No fim, a Suprema Corte colombiana julgou que restringir os usuários a rincões da internet fere os direitos fundamentais de liberdade de expressão e acesso à informação, acatando a tese de El Veinte, a entidade digirida por Ana. A decisão aguarda publicação da sentença para ter efeito.
Na Colômbia, o marco civil da internet inclui uma exceção à neutralidade da rede, permitindo o zero rating. A gestão do ex-presidente Juan Manuel Santos fez esse adendo em 2016, a pedido do Facebook. O livro Careless People (sem tradução no Brasil), da ex-embaixadora do Facebook Sarah Wynn-Williams, descreve a negociação. Foi essa exceção que a Corte Constitucional colombiana considerou incompatível com as garantias fundamentais.
Parte dos colombianos repudiou a decisão e se manifestou no X (ex-Twitter), alçando Ana ao posto de pessoa mais citada na plataforma no país. Foram 286.422 publicações entre 30 de maio e 4 de junho, quando a repercussão do assunto ganhou escala. Os dados foram levantados pela agência de checagem Cazadores de Fake News.
Mais de 70% dos posts eram críticos, muitos deles com teorias da conspiração, expressões misóginas e memes. Os autores escreveram sobre “ódio à Ana” e a descreveram como inimiga dos direitos da população da Colômbia e do presidente Gustavo Petro.
“O pior inimigo de um pobre é um burguês de esquerda”, escreveu uma conta no X sobre o assunto. Outro usuário questionou as doações que El Veinte recebeu da Alphabet, conglomerado dono do Google e do Waze. O pré-candidato a presidente da Colômbia e ex-prefeito de Medellín Gustavo Quinteiro, um político alinhado ao presidente Petro, disse que a entidade era motivada por políticos da oposição que querem o controle das redes sociais.

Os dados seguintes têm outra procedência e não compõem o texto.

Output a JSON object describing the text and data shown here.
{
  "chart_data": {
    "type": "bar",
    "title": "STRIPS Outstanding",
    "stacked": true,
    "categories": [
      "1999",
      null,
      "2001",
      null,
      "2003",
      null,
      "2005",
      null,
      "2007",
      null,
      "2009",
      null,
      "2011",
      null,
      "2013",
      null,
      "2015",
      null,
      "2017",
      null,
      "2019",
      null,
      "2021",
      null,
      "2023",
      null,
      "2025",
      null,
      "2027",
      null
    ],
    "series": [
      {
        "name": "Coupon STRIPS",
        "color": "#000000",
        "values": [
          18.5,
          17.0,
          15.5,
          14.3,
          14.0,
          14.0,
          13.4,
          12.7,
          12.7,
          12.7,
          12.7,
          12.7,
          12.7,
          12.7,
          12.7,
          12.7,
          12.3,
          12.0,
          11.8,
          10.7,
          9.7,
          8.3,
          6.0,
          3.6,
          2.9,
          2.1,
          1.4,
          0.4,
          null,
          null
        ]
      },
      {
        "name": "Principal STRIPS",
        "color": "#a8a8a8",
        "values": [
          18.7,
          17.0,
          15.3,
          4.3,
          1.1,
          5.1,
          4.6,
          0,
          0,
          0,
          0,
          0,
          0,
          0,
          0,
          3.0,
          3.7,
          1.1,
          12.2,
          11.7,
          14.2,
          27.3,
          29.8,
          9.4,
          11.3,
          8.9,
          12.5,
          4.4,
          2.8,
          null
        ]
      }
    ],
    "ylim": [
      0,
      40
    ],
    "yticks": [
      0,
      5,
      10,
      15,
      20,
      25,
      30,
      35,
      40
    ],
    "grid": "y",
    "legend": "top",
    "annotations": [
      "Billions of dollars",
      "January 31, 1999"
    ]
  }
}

Diante da repercussão negativa, a equipe de comunicação de El Veinte decidiu excluir um artigo sobre a vitória na Corte Constitucional no dia 1º de junho. A decisão editorial foi vista como chancela às críticas e se tornou mais munição contra a entidade.
Neste mês, ainda circulavam publicações negativas sobre a advogada. Uma a questionava sobre os interesses de seu pai, o ex-ministro da Corte Constitucional Ramiro Bejarano. Outra ligava a Luminate, uma das organizações que financia El Veinte, a uma suposta campanha pela censura.
Toda a campanha ganhou tração junto com a tese de que a parcela mais pobre da população perderia conexão.
Ana diz que não há evidências de que a proibição do zero rating impeça o acesso à internet.
Além da advogada, seu sócio Emiliano Sanchez foi autor da peça. Ele, no entanto, não foi alvo das publicações.
Ana diz que isso tem a ver com um incentivo perverso das redes. “A misoginia digital é rentável porque o algoritmo responde muito bem a esse tipo de mensagem.”
Para a advogada, outro dos motivos da confusão é a demora para se publicar o texto final da sentença. Até agora, houve apenas um comunicado sobre a inconstitucionalidade do trecho da lei que abre espaço para oferta de planos de acordo com o perfil de consumo do usuário. O governo colombiano tampouco se pronunciou oficialmente após o veredito.
“Eu acho que parte do que ocorreu, dessa reação tão selvagem, é porque não houve sentença”, disse. “Se você tem uma decisão clara, pode explicá-la, pode defendê-la, mas todo mundo acabou especulando sobre o que a Corte decidiu.”
No Brasil, mesmo sem haver guarida em lei específica, as operadoras podem oferecer planos com zero rating devido a entendimentos da Anatel (Agência Nacional de Telecomunicações) e do órgão concorrencial Cade (Conselho Administrativo de Defesa Econômica). No Chile, por outro lado, o regulador das telecomunicações, Subtel, proibiu a prática.
Para Ana, um novo desafio surge agora com a recente parceria entre OpenAI e a Claro para oferecer uma versão premium do ChatGPT como bônus em planos pós-pagos. “É um problema de direitos humanos”, diz. “Os riscos enfrentados nas redes sociais tradicionais são muito menores do que os riscos do uso da inteligência artificial.”
“Já vimos muitos casos de como isso pode dar errado: pessoas que a utilizam quase para substituir todas as suas tarefas, que a usam em âmbitos emocionais e psicoafetivos, conversas que incentivam o suicídio ou que promovem violência.”